Rigging and constraints in PapaiArt Animation Studio
"Rigging" is the process of preparing a 3D model for animation: building an internal skeleton and defining how it can move. A full constraint system is uncommon in compact, lightweight software, but PapaiArt Animation Studio includes one. The goal is to keep the interface simple while still covering the rigging features that character animation actually needs.
The constraint system
Constraints are rules assigned to 3D entities. They override or modify manual transforms (position, rotation, scale) to automate motion that would be tedious to keyframe by hand. The built-in constraints include:
- Inverse Kinematics (IK chain): in Forward Kinematics (FK) you move a hand by rotating the shoulder, then the elbow. IK works the other way around: you grab the hand (the target) and move it, and the ConstraintSolver calculates the bend angles for the shoulder and elbow in real time.
- Track To (Look At): useful for cameras and eyes. The TrackToConstraint rotates an object to keep it facing a target entity.

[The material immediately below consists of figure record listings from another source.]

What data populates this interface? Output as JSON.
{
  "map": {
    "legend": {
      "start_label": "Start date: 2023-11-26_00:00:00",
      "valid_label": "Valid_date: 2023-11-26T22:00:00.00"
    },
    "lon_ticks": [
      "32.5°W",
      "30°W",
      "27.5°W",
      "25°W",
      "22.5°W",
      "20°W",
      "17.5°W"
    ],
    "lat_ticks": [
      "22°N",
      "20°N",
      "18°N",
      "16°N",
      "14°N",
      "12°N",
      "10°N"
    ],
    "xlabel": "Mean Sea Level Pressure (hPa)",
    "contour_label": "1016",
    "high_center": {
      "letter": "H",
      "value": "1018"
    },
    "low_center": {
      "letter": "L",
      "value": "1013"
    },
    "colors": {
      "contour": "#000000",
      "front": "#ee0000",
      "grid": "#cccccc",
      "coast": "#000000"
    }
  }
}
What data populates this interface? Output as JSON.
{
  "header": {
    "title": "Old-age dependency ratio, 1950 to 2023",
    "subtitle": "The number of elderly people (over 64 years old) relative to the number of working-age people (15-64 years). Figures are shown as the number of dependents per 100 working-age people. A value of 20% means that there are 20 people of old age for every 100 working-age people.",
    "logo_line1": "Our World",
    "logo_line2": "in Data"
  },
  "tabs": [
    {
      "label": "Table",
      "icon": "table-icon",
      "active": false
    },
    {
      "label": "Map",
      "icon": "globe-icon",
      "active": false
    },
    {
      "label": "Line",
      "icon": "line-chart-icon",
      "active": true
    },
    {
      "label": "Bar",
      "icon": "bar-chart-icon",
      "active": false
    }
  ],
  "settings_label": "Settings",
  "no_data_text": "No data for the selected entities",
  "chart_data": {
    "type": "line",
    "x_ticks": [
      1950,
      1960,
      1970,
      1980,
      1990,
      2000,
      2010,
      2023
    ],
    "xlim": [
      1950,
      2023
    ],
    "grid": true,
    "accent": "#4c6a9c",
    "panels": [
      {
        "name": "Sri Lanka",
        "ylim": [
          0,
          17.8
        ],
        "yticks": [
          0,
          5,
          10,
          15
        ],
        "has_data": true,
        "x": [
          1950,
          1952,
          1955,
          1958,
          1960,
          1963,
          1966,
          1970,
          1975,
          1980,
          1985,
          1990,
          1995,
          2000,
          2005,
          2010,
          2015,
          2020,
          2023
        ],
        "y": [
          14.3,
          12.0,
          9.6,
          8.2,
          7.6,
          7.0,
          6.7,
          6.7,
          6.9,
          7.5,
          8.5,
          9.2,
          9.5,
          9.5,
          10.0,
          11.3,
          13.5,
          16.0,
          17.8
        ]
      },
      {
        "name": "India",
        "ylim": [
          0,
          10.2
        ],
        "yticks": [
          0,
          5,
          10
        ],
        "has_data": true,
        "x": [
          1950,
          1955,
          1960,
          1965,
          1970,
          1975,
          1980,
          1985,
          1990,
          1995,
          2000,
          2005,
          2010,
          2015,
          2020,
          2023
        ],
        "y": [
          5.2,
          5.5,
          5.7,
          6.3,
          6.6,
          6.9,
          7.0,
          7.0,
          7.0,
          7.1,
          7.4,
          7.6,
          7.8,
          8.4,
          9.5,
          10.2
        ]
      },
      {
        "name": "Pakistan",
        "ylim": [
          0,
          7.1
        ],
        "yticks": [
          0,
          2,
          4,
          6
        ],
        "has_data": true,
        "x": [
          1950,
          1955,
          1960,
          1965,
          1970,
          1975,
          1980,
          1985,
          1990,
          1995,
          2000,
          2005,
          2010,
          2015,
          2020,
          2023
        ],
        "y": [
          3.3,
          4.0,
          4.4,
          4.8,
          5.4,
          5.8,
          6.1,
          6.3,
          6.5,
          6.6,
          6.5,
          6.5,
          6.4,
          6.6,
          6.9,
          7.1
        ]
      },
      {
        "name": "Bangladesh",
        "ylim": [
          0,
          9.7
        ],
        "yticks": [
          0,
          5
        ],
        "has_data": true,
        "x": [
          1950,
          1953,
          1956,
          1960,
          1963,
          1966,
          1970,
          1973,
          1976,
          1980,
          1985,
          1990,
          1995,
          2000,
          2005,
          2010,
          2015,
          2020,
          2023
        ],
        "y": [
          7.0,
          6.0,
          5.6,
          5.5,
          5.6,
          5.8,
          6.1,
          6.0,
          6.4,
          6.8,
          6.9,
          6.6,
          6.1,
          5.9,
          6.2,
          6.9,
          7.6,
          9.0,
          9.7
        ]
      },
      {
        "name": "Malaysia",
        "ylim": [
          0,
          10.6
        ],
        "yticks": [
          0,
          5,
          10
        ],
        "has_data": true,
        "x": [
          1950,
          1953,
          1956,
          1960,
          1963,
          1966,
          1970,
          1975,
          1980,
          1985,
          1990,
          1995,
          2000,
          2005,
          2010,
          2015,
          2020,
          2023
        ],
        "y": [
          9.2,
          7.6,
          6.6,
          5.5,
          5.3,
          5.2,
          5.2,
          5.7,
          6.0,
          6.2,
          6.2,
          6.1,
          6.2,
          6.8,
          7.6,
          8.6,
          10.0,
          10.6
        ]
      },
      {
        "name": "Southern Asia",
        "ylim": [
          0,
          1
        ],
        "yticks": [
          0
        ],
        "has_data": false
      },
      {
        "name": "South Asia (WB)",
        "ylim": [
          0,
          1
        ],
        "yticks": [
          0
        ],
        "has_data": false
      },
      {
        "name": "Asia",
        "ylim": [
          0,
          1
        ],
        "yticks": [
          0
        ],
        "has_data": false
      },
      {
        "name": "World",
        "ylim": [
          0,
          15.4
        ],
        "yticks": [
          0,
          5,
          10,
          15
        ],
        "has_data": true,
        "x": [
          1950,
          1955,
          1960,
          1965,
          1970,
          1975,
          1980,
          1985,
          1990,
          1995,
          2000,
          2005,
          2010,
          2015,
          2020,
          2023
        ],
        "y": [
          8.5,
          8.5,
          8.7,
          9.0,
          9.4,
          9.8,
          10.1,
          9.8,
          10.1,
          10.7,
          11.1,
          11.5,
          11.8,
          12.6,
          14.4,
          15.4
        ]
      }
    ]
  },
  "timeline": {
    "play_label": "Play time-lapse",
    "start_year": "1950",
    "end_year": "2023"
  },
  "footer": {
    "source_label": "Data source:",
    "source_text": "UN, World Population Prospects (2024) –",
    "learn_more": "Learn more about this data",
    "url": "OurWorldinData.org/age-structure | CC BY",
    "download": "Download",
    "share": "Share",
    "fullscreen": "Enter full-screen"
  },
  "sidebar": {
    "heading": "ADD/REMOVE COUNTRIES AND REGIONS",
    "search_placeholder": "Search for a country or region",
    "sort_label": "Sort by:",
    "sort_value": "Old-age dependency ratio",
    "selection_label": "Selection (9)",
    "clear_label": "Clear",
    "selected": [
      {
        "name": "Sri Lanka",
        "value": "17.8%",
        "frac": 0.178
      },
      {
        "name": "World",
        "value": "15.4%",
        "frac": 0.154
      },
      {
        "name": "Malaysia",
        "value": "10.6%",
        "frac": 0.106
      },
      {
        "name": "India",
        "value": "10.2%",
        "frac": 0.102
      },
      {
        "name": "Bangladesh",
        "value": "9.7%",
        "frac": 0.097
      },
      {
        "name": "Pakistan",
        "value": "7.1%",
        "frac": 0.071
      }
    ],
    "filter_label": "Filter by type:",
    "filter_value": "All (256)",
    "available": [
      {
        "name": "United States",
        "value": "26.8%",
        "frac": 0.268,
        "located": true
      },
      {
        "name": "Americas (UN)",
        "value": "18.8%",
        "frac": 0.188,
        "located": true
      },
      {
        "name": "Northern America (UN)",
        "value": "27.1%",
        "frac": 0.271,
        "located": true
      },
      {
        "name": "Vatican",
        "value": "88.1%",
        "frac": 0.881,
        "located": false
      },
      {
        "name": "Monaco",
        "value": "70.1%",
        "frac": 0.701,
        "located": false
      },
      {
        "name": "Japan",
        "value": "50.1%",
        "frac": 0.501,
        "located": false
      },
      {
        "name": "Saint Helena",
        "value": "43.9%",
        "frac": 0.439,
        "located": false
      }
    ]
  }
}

If the target moves, the camera or the character's gaze follows it without any rotation keyframes.
- Copy Transform: copies the position, rotation or scale of another entity. Useful for proxy objects or for keeping mechanical parts in sync (for example copying the rotation of one gear onto another).
- Child Of (dynamic parenting): standard hierarchy is static, but the ChildOfConstraint is animatable and can be toggled on and off over time. This is how you let a character pick up a cup (toggle on: cup follows the hand) and put it down later (toggle off: cup stays on the table).
Real-time constraint solver
Constraints do not work in isolation. The engine has a dedicated ConstraintSolver that evaluates the chain of constraints frame by frame. It can handle nested and chained rules. For example an IK hand target tracking a moving vehicle while a camera tracks the hand. The result stays stable even with fairly complex setups.